I don't like what happened, particularly, in equities. Six straight days of losses and a Dow Theory bear-market indicating that we never actually exited the 2007 bear? Not awesome.

I don't like the USD index falling, in all this context. Correlations aren't correlating.

I don't like the Euro rising and being a lot of that US dollar index move.

I don't like oil's kick in the pants. Sure, the noisemakers said it's all manufacturing, but I think that's bullshit.

I don't like Alan Greenspan getting into lecture-to-acolyte mode on CNBC in an extended interview and settling into lecture mode and getting a pop question about Europe and answering without his usual filters for a minute before he has time go reset to public mode and try to pad it. "Oh, Europe is terrible," in that kind of body language and tone that says it's really bad - just for a moment, then popping back to hedge talk.

Because Europe's Euro problem is terrible. Really bad. And all this put together looked like a lot of people going to liquidity - going to cash - in Europe. The Euro spikes because somebody's buying a lot of it because somebody is pulling in resources... why? I've got some guesses, and I bet you do too.

And meanwhile, the Swiss Franc just keeps rising. Not so much July 1, it actually dipped a bit and there's a very interesting midday spike, but it's recovered pretty well.

So. A bunch of people in the Eurozone have been going to Switzerland. That's neat. Why do you go to Switzerland? You go to Switzerland for conferences and to ski. Not relevant! Why else do you go to Switzerland? You go to Switzerland for cookoo clocks and watches and maybe chocolate. Tasty! But also not relevant.
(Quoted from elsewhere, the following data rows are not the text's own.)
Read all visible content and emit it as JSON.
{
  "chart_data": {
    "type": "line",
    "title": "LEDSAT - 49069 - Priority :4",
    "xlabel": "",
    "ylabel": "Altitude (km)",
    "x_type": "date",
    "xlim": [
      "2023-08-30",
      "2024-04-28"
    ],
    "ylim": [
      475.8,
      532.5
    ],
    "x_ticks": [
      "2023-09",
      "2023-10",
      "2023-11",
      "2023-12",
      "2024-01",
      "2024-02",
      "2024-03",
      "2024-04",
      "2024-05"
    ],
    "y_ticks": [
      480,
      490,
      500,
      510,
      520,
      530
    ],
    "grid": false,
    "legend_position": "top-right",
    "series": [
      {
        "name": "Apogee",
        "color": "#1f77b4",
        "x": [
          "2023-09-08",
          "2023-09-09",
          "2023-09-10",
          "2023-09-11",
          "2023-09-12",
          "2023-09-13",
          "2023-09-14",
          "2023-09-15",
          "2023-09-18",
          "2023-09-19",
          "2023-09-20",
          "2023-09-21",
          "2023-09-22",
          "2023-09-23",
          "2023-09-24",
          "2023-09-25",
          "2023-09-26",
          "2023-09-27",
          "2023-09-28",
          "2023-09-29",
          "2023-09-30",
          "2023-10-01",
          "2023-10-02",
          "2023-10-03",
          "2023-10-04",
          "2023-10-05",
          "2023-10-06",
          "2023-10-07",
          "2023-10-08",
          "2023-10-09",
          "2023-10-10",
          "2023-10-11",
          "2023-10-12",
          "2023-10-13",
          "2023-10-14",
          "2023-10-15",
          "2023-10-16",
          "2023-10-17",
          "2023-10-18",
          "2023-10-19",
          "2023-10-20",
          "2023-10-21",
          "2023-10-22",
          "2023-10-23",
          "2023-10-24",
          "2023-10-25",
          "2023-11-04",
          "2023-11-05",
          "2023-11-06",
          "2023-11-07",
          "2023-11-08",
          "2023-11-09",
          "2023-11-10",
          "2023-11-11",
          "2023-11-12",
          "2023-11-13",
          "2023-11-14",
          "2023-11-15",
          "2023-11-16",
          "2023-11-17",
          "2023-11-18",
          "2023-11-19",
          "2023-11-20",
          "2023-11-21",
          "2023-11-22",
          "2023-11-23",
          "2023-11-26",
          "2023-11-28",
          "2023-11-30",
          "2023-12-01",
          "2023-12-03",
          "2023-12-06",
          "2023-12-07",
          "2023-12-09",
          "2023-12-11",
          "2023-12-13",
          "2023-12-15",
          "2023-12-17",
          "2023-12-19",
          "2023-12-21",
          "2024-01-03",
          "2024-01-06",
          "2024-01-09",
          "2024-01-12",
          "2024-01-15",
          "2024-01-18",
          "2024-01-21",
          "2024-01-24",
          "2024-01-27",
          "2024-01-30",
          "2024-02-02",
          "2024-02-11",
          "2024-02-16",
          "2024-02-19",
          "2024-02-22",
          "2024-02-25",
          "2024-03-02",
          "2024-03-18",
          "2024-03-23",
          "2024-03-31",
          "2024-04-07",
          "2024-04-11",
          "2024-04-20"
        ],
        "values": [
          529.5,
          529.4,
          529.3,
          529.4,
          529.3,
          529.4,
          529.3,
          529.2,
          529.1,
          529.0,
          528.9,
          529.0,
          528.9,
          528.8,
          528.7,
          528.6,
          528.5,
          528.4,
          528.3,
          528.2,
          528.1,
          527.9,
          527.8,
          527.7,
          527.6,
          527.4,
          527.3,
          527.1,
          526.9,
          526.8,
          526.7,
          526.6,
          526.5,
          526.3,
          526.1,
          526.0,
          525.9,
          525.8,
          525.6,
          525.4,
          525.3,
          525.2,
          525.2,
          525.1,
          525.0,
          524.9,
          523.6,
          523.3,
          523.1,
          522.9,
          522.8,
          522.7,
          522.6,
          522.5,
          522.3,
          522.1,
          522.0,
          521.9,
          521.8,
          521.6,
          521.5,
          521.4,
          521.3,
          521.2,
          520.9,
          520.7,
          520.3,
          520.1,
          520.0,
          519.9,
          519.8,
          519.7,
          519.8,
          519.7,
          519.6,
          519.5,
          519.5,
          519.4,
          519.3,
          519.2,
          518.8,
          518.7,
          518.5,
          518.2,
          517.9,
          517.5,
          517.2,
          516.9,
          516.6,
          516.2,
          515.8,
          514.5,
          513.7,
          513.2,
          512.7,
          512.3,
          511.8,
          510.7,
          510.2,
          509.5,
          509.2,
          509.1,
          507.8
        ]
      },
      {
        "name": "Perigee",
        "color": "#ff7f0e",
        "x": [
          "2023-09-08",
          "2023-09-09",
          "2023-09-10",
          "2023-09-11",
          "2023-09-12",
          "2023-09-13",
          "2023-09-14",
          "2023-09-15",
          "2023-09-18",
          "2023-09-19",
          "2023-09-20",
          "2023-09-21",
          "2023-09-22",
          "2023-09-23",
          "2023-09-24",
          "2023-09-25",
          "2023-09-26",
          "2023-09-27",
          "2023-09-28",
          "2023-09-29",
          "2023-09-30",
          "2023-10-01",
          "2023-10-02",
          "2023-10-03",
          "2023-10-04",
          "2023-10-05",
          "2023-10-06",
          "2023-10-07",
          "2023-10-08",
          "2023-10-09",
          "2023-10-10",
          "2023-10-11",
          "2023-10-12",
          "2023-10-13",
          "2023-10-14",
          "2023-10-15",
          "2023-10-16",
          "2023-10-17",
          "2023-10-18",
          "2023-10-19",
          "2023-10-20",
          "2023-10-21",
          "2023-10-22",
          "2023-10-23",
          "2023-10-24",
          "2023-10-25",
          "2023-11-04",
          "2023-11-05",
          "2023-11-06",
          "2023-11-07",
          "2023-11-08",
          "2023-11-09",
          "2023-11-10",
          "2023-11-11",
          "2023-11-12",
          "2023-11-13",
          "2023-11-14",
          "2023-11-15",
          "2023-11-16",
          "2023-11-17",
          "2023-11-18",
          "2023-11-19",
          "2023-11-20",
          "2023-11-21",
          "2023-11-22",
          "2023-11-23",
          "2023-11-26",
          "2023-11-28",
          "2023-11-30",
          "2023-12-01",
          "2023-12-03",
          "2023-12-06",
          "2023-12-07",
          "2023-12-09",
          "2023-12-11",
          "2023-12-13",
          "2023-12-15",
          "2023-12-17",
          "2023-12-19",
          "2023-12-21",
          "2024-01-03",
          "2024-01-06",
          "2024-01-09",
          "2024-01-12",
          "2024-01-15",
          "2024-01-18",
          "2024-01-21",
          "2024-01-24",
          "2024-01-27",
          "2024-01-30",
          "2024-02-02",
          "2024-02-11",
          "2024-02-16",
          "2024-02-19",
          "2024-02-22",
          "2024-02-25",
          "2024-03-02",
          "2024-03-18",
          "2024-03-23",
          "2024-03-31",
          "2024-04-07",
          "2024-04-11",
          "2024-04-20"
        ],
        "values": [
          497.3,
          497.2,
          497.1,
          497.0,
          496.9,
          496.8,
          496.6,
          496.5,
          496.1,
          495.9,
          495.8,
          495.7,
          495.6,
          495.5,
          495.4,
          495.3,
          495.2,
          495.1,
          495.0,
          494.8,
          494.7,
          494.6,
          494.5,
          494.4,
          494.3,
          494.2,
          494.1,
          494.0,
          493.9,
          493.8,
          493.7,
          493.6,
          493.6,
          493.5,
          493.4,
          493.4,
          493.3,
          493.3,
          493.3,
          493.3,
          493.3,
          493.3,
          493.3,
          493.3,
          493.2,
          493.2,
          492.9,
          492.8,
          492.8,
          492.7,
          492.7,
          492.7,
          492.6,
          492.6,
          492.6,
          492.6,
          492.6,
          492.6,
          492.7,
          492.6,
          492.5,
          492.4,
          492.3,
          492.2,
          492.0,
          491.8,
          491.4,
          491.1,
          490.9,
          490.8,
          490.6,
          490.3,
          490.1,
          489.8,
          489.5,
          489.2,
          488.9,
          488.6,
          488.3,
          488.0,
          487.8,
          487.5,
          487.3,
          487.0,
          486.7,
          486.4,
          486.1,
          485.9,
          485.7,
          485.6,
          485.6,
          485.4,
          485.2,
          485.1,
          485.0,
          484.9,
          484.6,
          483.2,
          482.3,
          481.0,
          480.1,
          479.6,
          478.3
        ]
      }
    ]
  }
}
You used to go for banking privacy, but not as much anymore. Why else do you go to Switzerland?

You go to Switzerland when you need stability and a place to hide things, including yourself. You go to Switzerland when things are going to hell.

Things feel brittle. If the job report is merely as bad as forecast, or slightly worse, we should get a broad stock bounce. We're about at a level where we should - I know, I know, I keep saying that, but it's true, I swear. If it's substantially worse, things could get ugly.

And that's Shit I Don't Like for 1 July 2010. Good luck.